Some foreign Democrats, such as Sunny Cheung, went to the United States to escape prosecution under national security law, saying most of Hong Kong had “consciously boycotted the election to express their disagreement with the world.”

The previous record of the legislative elections held in 1997 after the city returned to power from China was 43.6% in 2000.

The Hong Kong China Liaison Office did not immediately comment on the outcome and low turnout.

Participation is a major issue, with observers calling it a barometer of legitimacy for the most-favored-name candidate for democracy in elections, and the crackdown on China’s established national security law has jailed dozens of Democratic candidates who initially wanted to. he ran, and forced others into exile.

under election shock, the proportion of directly selected seats was reduced by approximately half a quarter or less than 20 seats.

Forty seats were filled by a committee of Beijing loyalists, and the remaining 30 were filled by professional and business sectors such as finance and engineering, known as functional districts.

The participation of these professional groups has also fallen from 74 per cent in 2016 to 32.2 per cent.

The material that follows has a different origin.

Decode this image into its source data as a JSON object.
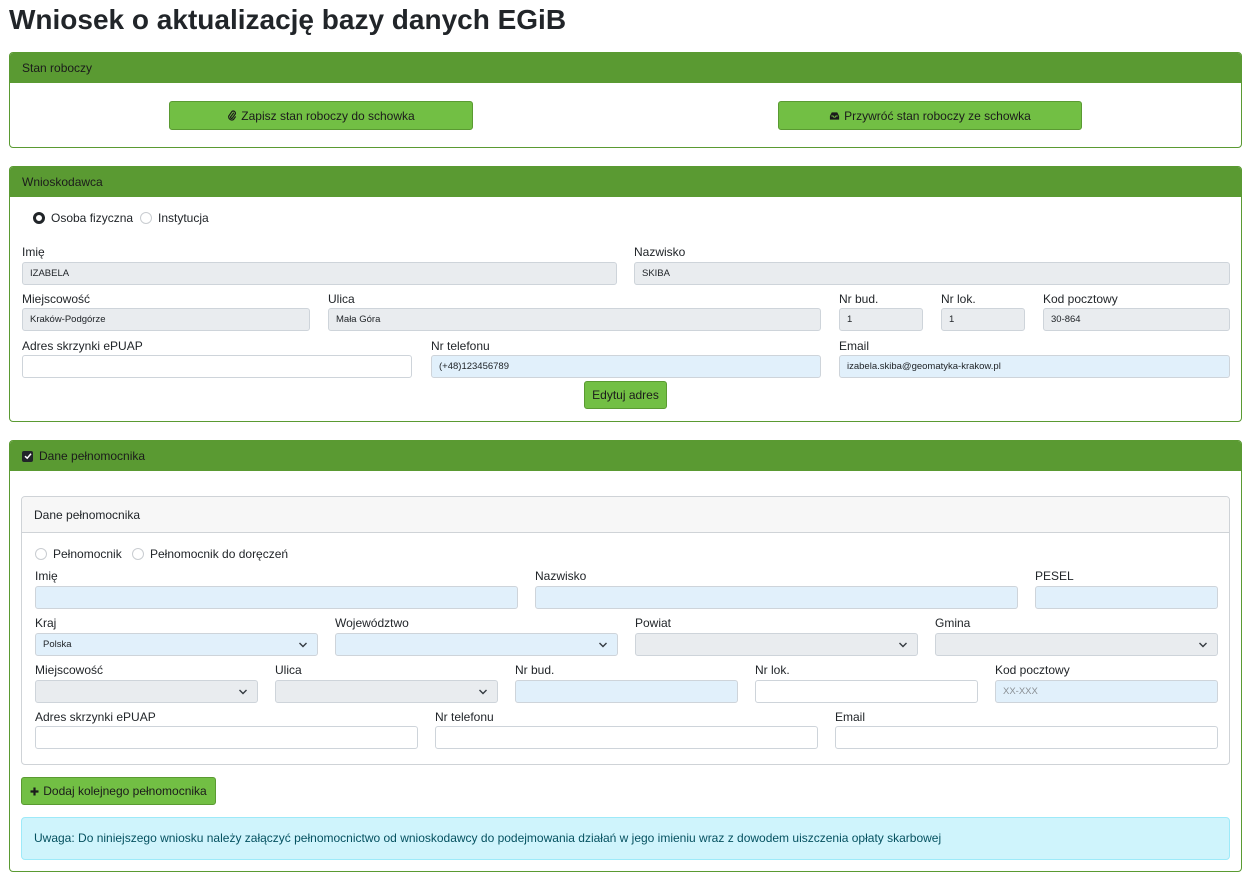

Some sectors that have traditionally been relatively pro-democracy, such as education, social welfare, and law, have had a significantly lower turnout.

In 2019, the last citywide election in Hong Kong for constituency council seats, the turnout was 71%, with about 90% of the 452 seats won by Democrats.

While some observers say low turnout could undermine the legitimacy of the new legislature, Hong Kong leader Carrie Lam said in a statement that the 1.3 million votes cast were a “demonstration in favor of improving the electoral system.”